Bordetella pertussis (Bp) is the etiological agent of whooping cough, a reemerging respiratory tract disease. Current vaccines do not prevent transmission and epidemiological data indicates that vaccinated asymptomatic carriers are important reservoirs and constitute a source of transmission to vulnerable unvaccinated subjects. Recent studies suggest the existence of an intracellular niche of presistence inside host macrophages. We here investigated the potential role of the respiratory epithelial barrier in the infectious process and the eventual development of persistent infections. In binding assays Bp showed a clear tropism for tight junctions (TJ) of polarized 16HBE14o- cells as determined by fluorescence microscopy. This tropism seemed to be directed by the bacterial preference for basolateral membrane (BLM) mediated by FHA as addressed using a FHA defective strain.

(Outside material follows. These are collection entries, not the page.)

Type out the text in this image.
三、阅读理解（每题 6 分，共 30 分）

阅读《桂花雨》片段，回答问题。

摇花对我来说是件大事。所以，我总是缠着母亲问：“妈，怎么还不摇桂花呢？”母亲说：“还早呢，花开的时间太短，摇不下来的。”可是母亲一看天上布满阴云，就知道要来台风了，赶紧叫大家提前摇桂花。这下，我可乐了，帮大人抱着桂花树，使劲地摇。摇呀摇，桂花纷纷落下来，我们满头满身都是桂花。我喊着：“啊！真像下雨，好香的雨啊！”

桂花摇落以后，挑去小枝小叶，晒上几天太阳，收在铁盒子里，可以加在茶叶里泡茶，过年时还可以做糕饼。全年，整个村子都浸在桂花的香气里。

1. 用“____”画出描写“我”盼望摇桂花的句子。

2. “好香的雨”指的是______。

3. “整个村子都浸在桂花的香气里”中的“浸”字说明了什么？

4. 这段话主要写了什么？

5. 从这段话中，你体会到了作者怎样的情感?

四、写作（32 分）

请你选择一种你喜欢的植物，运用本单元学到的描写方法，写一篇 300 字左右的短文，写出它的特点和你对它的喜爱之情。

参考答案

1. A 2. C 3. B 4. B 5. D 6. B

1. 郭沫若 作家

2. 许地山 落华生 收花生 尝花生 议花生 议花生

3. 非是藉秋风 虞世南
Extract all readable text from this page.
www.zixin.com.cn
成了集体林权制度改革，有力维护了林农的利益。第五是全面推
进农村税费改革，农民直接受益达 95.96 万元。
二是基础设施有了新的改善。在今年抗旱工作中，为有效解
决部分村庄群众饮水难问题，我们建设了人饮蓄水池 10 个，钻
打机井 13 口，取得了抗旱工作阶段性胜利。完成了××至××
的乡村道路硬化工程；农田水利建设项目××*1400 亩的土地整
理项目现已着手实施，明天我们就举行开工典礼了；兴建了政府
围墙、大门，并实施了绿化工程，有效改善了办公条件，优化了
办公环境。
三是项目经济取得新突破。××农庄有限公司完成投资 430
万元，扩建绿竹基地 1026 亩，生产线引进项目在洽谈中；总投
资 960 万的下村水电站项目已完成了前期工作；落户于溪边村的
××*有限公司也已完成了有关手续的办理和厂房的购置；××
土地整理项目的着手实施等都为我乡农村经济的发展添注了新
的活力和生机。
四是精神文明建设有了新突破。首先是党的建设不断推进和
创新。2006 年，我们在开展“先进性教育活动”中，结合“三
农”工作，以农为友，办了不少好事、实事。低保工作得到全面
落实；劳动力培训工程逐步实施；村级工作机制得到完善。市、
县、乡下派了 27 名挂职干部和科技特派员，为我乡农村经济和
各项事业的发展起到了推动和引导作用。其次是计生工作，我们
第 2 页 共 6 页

Our results further showed that wild type Bp but not an adenylate cyclase toxin (CyaA) deficient Bp strain disrupted TJ integrity as determined by confocal microscopy. This suggests that access of Bp to BLM in intact monolayers might be granted by the action of local high concentrations of CyaA released by the bacteria attached near TJ. The study of bacterial intracellular trafficking revealed that most internalized bacteria did not colocalize with lysosomal marker cathepsin D two days after infection suggesting that Bp avoids phagolysosomal fusion. Furthermore, we observed intracellular bacteria colocalizing with recycling pathway marker transferrin at this time, indicating that Bp might survive in non-degradative vesicles with access to nutrients. Accordingly, antibiotic protection assays showed high intracellular survival levels over the time post infection. Taken together, these results show that Bp can compromise epithelial barrier, invade cells and persist in intracellular location in the respiratory epithelium, pointing out its potential relevance as another persistence niche.